While classic cars, fine art, and rare wine are usually the options that come to mind as “alternative assets”, another commodity is becoming increasingly popular: cask whisky.
Over the last decade, savers and investors have increasingly turned to the whisky sector as a safe haven from economic uncertainty. Anticipated to be worth $86.1bn globally by 2027, growing interest in the market has turned whisky casks into one of the market’s fastest-growing “alternative assets”.
It’s not just sales for the pure pleasure of it. Customers can invest in whisky by buying a “cask” or barrel, and, as the spirit matures, like wine in a bottle, the whisky develops flavour and complexities. This maturation, paired with the distillery’s reputation and the cask’s rarity, drives prices up, providing investors with a return on investment. When an investor wants to exit, they sell the cask to a bottler, hopefully for a profit, who, in turn, bottles the whisky to be drunk. Scotch and Japanese whiskies are becoming the most popular, with at least 20 more distilleries opening in Scotland in the last six years.

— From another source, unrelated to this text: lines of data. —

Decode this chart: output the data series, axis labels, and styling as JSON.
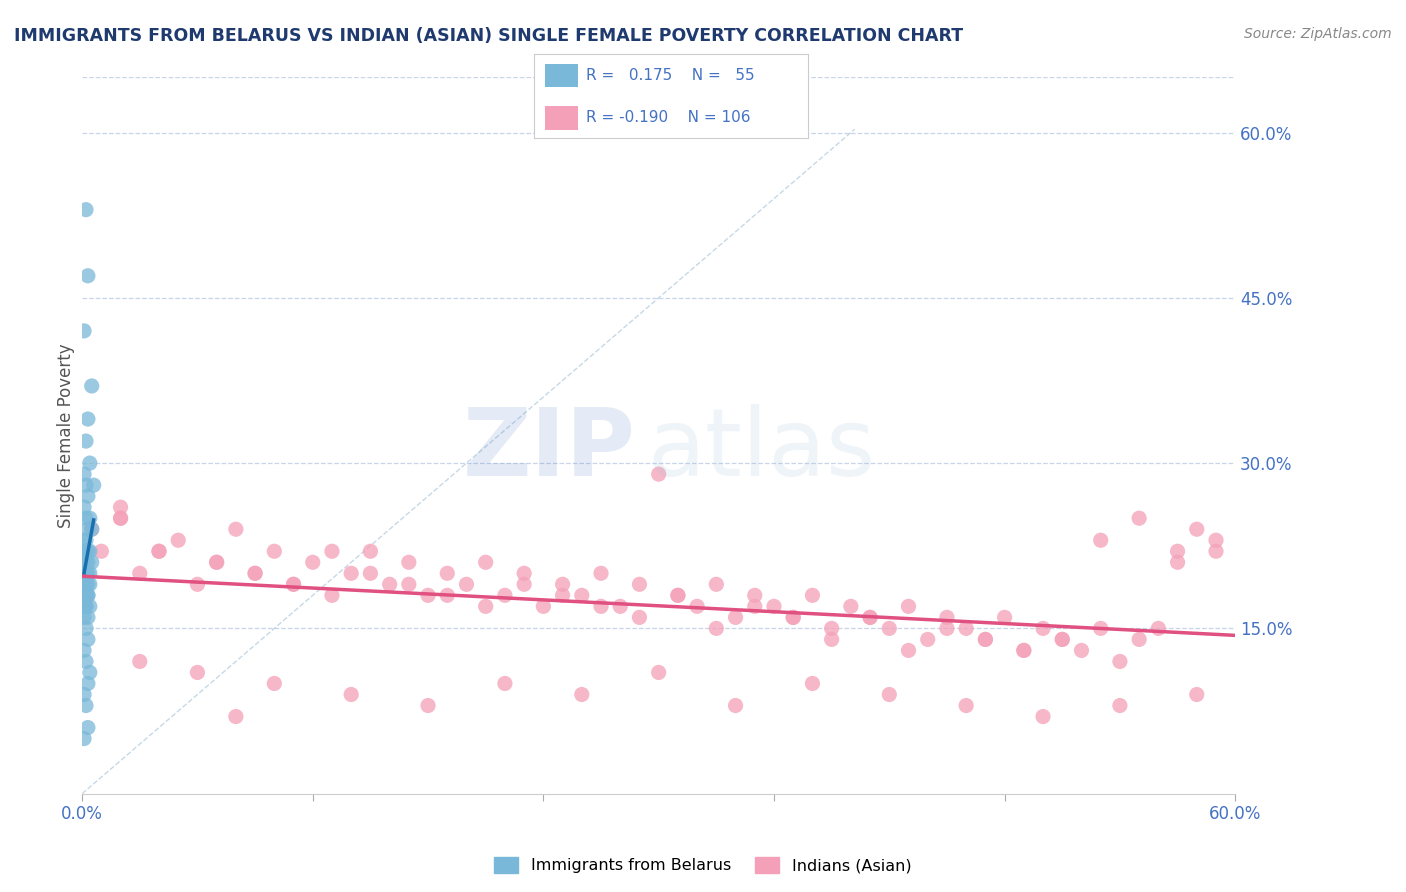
{
  "title": "IMMIGRANTS FROM BELARUS VS INDIAN (ASIAN) SINGLE FEMALE POVERTY CORRELATION CHART",
  "source": "Source: ZipAtlas.com",
  "ylabel_left": "Single Female Poverty",
  "x_min": 0.0,
  "x_max": 0.6,
  "y_min": 0.0,
  "y_max": 0.65,
  "y_ticks_right": [
    0.15,
    0.3,
    0.45,
    0.6
  ],
  "y_tick_labels_right": [
    "15.0%",
    "30.0%",
    "45.0%",
    "60.0%"
  ],
  "color_belarus": "#7ab8d9",
  "color_indians": "#f4a0b8",
  "color_trend_belarus": "#1a6faf",
  "color_trend_indians": "#e05080",
  "color_diagonal": "#b8cfe0",
  "label_belarus": "Immigrants from Belarus",
  "label_indians": "Indians (Asian)",
  "background_color": "#ffffff",
  "grid_color": "#c8d4e8",
  "title_color": "#1e3a6e",
  "axis_color": "#4472c4",
  "watermark_color_zip": "#4a7cc4",
  "watermark_color_atlas": "#9ab8d8",
  "belarus_x": [
    0.002,
    0.003,
    0.001,
    0.005,
    0.003,
    0.002,
    0.004,
    0.001,
    0.006,
    0.002,
    0.003,
    0.001,
    0.002,
    0.004,
    0.003,
    0.005,
    0.002,
    0.001,
    0.003,
    0.002,
    0.004,
    0.001,
    0.003,
    0.002,
    0.005,
    0.001,
    0.002,
    0.003,
    0.001,
    0.004,
    0.002,
    0.003,
    0.001,
    0.002,
    0.004,
    0.003,
    0.002,
    0.001,
    0.003,
    0.002,
    0.001,
    0.004,
    0.002,
    0.003,
    0.001,
    0.002,
    0.003,
    0.001,
    0.002,
    0.004,
    0.003,
    0.001,
    0.002,
    0.003,
    0.001
  ],
  "belarus_y": [
    0.53,
    0.47,
    0.42,
    0.37,
    0.34,
    0.32,
    0.3,
    0.29,
    0.28,
    0.28,
    0.27,
    0.26,
    0.25,
    0.25,
    0.24,
    0.24,
    0.23,
    0.23,
    0.22,
    0.22,
    0.22,
    0.22,
    0.21,
    0.21,
    0.21,
    0.21,
    0.2,
    0.2,
    0.2,
    0.2,
    0.2,
    0.19,
    0.19,
    0.19,
    0.19,
    0.18,
    0.18,
    0.18,
    0.18,
    0.17,
    0.17,
    0.17,
    0.17,
    0.16,
    0.16,
    0.15,
    0.14,
    0.13,
    0.12,
    0.11,
    0.1,
    0.09,
    0.08,
    0.06,
    0.05
  ],
  "indians_x": [
    0.005,
    0.01,
    0.02,
    0.03,
    0.04,
    0.05,
    0.06,
    0.07,
    0.08,
    0.09,
    0.1,
    0.11,
    0.12,
    0.13,
    0.14,
    0.15,
    0.16,
    0.17,
    0.18,
    0.19,
    0.2,
    0.21,
    0.22,
    0.23,
    0.24,
    0.25,
    0.26,
    0.27,
    0.28,
    0.29,
    0.3,
    0.31,
    0.32,
    0.33,
    0.34,
    0.35,
    0.36,
    0.37,
    0.38,
    0.39,
    0.4,
    0.41,
    0.42,
    0.43,
    0.44,
    0.45,
    0.46,
    0.47,
    0.48,
    0.49,
    0.5,
    0.51,
    0.52,
    0.53,
    0.54,
    0.55,
    0.56,
    0.57,
    0.58,
    0.59,
    0.02,
    0.04,
    0.07,
    0.09,
    0.11,
    0.13,
    0.15,
    0.17,
    0.19,
    0.21,
    0.23,
    0.25,
    0.27,
    0.29,
    0.31,
    0.33,
    0.35,
    0.37,
    0.39,
    0.41,
    0.43,
    0.45,
    0.47,
    0.49,
    0.51,
    0.53,
    0.55,
    0.57,
    0.59,
    0.03,
    0.06,
    0.1,
    0.14,
    0.18,
    0.22,
    0.26,
    0.3,
    0.34,
    0.38,
    0.42,
    0.46,
    0.5,
    0.54,
    0.58,
    0.02,
    0.08
  ],
  "indians_y": [
    0.24,
    0.22,
    0.25,
    0.2,
    0.22,
    0.23,
    0.19,
    0.21,
    0.24,
    0.2,
    0.22,
    0.19,
    0.21,
    0.18,
    0.2,
    0.22,
    0.19,
    0.21,
    0.18,
    0.2,
    0.19,
    0.21,
    0.18,
    0.2,
    0.17,
    0.19,
    0.18,
    0.2,
    0.17,
    0.19,
    0.29,
    0.18,
    0.17,
    0.19,
    0.16,
    0.18,
    0.17,
    0.16,
    0.18,
    0.15,
    0.17,
    0.16,
    0.15,
    0.17,
    0.14,
    0.16,
    0.15,
    0.14,
    0.16,
    0.13,
    0.15,
    0.14,
    0.13,
    0.15,
    0.12,
    0.14,
    0.15,
    0.22,
    0.24,
    0.23,
    0.26,
    0.22,
    0.21,
    0.2,
    0.19,
    0.22,
    0.2,
    0.19,
    0.18,
    0.17,
    0.19,
    0.18,
    0.17,
    0.16,
    0.18,
    0.15,
    0.17,
    0.16,
    0.14,
    0.16,
    0.13,
    0.15,
    0.14,
    0.13,
    0.14,
    0.23,
    0.25,
    0.21,
    0.22,
    0.12,
    0.11,
    0.1,
    0.09,
    0.08,
    0.1,
    0.09,
    0.11,
    0.08,
    0.1,
    0.09,
    0.08,
    0.07,
    0.08,
    0.09,
    0.25,
    0.07
  ]
}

The competition between suppliers is stiff between Scotch whisky and its Irish counterpart. Sales at Jameson, the fastest growing Irish whiskey producer, were up 11 per cent in its first-half results, after a record 2021-22 as well.
Gold is often the asset many turn to in times of economic turmoil. But as inflation rises, casks offer a tangible asset-backed investment, offering a safe store for your wealth. Like other alternatives, whisky isn’t affected as much by headwinds or market trends in the way that traditional investments are. It is not tied to the success of financial or global markets but is driven by supply and demand dynamics and investor sentiment, making the wider economic situation somewhat irrelevant.
With more and more people investing in the industry, casks are becoming rarer, driving prices up. The average price of a 12 to 18-year-old cask has doubled, with some brands even quadrupling over the last five years.
Cask sales in 2022 performed better than the FTSE all-share index. If the government keeps the freeze on alcohol duty, it will help encourage this growth and ensure that the tax system nurtures whisky investment.
It’s an investment which requires a bit of homework, but one which can hold firm. A mix of unhelpful players – ranging from overly-exuberant salespeople to downright scammers – have been known to inflate the prices of casks to unreasonable heights. A recent report by Knight Frank highlighted a number of speculators coming onto the market hoping to flip a cask and make a quick buck.
Cask whisky isn’t something you should look at to make a quick return on. It hedges against inflation, but isn’t an investment which has short-term results. Investments take time and patience. The older the cask, the rarer it becomes and the better it tastes, giving you a stronger return.